Other research points to another process linking free radicals to aging. Apparently, we are literally cooking ourselves to death. In cooking, sugars and proteins stick together to form tasty brown crusts like those on French toast. Our own metabolisms are a form of low-temperature cooking that causes sticky sugars such as glucose to cross-link with proteins to create advanced glycation end products (AGEs). AGEs are biological junk that accumulates in cells, interfering with their functions over time. For example, AGEs reduce the elasticity and flexibility of the collagen in our ligaments. They are also linked to diabetes and to cardiovascular disease.

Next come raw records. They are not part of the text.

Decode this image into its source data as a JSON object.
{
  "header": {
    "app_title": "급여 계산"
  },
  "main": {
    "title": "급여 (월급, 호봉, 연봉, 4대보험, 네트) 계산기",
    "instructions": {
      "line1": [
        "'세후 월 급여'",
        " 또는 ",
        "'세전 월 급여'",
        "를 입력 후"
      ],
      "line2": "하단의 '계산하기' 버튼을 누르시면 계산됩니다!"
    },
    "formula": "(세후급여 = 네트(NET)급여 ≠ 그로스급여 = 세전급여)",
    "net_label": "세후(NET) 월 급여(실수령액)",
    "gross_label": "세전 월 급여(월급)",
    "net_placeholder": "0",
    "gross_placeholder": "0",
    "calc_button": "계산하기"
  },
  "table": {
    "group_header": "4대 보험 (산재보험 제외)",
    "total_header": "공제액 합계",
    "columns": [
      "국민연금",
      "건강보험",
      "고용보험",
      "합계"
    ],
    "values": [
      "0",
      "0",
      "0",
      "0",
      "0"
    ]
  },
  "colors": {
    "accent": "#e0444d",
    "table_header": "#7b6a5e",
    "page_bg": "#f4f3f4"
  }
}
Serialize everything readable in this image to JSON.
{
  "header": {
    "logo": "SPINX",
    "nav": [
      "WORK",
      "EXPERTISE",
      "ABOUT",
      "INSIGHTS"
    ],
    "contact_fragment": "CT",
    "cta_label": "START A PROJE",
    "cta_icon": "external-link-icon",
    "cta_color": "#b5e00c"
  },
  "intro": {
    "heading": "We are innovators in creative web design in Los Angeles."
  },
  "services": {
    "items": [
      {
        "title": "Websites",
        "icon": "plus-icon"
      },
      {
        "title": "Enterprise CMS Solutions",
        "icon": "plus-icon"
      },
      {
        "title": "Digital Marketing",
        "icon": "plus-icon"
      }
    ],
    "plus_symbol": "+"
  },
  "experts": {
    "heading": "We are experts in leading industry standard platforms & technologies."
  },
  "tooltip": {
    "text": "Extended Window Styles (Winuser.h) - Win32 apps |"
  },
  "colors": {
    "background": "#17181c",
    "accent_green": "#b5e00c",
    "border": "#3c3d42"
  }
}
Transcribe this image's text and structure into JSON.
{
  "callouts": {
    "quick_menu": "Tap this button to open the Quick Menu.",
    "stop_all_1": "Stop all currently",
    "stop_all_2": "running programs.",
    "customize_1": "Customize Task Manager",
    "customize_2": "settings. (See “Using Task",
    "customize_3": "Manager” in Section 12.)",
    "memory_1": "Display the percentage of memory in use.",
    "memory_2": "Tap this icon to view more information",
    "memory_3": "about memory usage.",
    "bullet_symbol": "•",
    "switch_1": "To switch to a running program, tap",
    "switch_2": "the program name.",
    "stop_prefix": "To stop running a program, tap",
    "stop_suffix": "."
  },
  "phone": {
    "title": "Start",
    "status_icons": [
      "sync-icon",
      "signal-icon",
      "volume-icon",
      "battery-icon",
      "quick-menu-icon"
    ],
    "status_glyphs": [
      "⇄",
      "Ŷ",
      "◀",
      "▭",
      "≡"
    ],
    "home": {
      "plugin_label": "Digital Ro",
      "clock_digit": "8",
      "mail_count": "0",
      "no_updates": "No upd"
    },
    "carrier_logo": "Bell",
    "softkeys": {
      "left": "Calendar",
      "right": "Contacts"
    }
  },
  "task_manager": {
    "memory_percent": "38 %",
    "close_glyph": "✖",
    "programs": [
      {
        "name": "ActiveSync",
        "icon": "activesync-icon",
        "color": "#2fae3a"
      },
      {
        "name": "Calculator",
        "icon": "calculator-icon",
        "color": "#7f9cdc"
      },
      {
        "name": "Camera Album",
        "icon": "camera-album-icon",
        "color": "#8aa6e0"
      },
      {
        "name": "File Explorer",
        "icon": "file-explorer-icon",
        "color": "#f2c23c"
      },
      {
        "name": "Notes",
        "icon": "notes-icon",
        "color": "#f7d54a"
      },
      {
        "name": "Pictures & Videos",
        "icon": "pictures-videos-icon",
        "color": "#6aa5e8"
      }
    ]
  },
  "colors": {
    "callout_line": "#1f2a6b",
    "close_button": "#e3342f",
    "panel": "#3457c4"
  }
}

In a related process, our cells' recycling centers, called lysosomes, become clogged with cross-linked proteins and other cellular rubbish. This cellular gunk is called lipofuscin. Lipofuscin-filled lysosomes slowly crowd and hinder other cellular functions.

Another process involving free radicals is inflammation. Inflammation occurs when our immune system cells drench invaders such as bacteria and viruses with free radicals to rip them apart. The problem is that sometimes the inflammatory attacks don't ratchet down when the threat is gone, and our immune cells keep pumping out free radicals. Chronic inflammation has been linked to many diseases associated with aging, including arthritis, atherosclerosis, diabetes, Alzheimer's, and cancer.